Fifty Days of UFO 50: Day 16

 

   I've been grappling with a couple of the UFO 50 puzzle games of late, namely Camouflage and Block Koala. "Find the order of operations" puzzlers like this appeal to me a lot because they tend to sport clean, nostalgic single screen designs. In practice though, I'm not some sort of Baba is You level conqueror of such challenges; the levels that demonstrate mechanics are a breeze, but it's easy to get overwhelmed later and have part of the problem slip through my mental cracks while trying to grasp the big picture.

Maintaining play momentum on all these games has meant the strategy thus far consists of puzzling out a level or two and then bouncing out to something that requires more practice, and less... staring at a grid and thinking. Still,, the way every level of progress counts and is saved can feel like a progressive balm out here in a scorching sea of arcade-style games.
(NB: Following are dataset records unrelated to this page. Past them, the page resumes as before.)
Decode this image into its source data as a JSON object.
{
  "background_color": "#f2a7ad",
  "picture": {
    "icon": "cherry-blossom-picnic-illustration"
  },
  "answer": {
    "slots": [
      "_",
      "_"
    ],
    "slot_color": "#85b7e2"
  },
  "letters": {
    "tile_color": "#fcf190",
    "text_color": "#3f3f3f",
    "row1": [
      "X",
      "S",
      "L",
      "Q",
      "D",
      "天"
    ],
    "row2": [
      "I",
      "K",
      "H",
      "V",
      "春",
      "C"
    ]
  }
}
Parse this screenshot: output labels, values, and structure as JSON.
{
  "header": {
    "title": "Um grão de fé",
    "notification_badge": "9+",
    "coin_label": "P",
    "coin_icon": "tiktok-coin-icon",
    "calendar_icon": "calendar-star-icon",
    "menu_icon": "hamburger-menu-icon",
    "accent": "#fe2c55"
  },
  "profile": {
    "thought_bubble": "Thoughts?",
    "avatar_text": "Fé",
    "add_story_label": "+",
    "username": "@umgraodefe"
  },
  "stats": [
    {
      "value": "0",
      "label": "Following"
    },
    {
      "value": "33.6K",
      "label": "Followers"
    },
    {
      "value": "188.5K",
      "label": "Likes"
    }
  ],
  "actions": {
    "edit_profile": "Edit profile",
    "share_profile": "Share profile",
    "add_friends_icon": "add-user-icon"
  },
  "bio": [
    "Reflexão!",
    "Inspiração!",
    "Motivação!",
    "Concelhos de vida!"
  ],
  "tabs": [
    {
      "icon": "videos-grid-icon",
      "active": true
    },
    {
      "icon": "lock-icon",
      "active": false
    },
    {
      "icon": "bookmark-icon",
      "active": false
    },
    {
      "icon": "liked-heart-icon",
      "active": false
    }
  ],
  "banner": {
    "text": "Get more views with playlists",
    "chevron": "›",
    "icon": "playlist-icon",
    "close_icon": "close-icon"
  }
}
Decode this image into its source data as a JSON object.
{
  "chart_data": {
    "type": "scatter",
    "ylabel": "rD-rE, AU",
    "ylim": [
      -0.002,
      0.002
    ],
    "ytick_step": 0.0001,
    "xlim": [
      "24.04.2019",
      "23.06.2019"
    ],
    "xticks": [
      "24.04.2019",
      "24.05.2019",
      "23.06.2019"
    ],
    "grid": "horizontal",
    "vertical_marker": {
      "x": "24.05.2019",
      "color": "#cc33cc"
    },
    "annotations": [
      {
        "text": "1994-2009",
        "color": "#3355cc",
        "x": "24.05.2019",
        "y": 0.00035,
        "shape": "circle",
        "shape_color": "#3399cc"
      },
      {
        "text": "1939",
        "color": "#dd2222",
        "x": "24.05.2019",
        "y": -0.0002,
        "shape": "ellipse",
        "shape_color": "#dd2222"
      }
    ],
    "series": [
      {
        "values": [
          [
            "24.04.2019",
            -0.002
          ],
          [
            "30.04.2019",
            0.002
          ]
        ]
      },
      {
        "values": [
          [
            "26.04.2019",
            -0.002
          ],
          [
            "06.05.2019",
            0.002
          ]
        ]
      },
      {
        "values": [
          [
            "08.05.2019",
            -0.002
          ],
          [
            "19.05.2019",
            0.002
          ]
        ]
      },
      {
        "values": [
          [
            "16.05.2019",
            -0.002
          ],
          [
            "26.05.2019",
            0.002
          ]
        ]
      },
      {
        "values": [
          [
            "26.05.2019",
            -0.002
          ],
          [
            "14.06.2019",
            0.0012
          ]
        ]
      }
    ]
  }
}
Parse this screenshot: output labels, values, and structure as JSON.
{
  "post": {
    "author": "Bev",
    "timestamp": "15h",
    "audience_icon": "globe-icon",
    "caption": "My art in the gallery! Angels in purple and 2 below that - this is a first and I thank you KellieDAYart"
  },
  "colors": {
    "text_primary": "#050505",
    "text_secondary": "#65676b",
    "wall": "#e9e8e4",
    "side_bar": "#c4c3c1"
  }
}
A large portion of UFO 50's catalogue is about sitting down and performing per-session, with the incremental progression being personal skill and knowledge.

Block Koala (May, 1985) "We held a level design contest in our bi-monthly newsletter, the LX Star."

Camouflage (June, 1985) "Based on an unpublished picture book written by Smolski's mother."

Boy, LX Systems was really on a fictional puzzle jag back in eighty-five! (They wouldn't release Campanella until August of that year, which was the surprise hit that kicked off that whole UFO theme.)

I haven't beaten either game just yet, and aren't likely to transcribe the credits of both games for a detailed comparison, but it does make me wonder if the "UFO 50 Recovery Team" imagines that these two titles were being made around the same time. There's sure to be a lot of developer overlap, simply because these teams of characters weren't that large.

I can sort of recommend bouncing back and forth between these two puzzle games, because they make for contrasting cognitive companions. Block Koala is fundamentally about seeing and parting limitations, and Camouflage is more concerned with spotting liberties.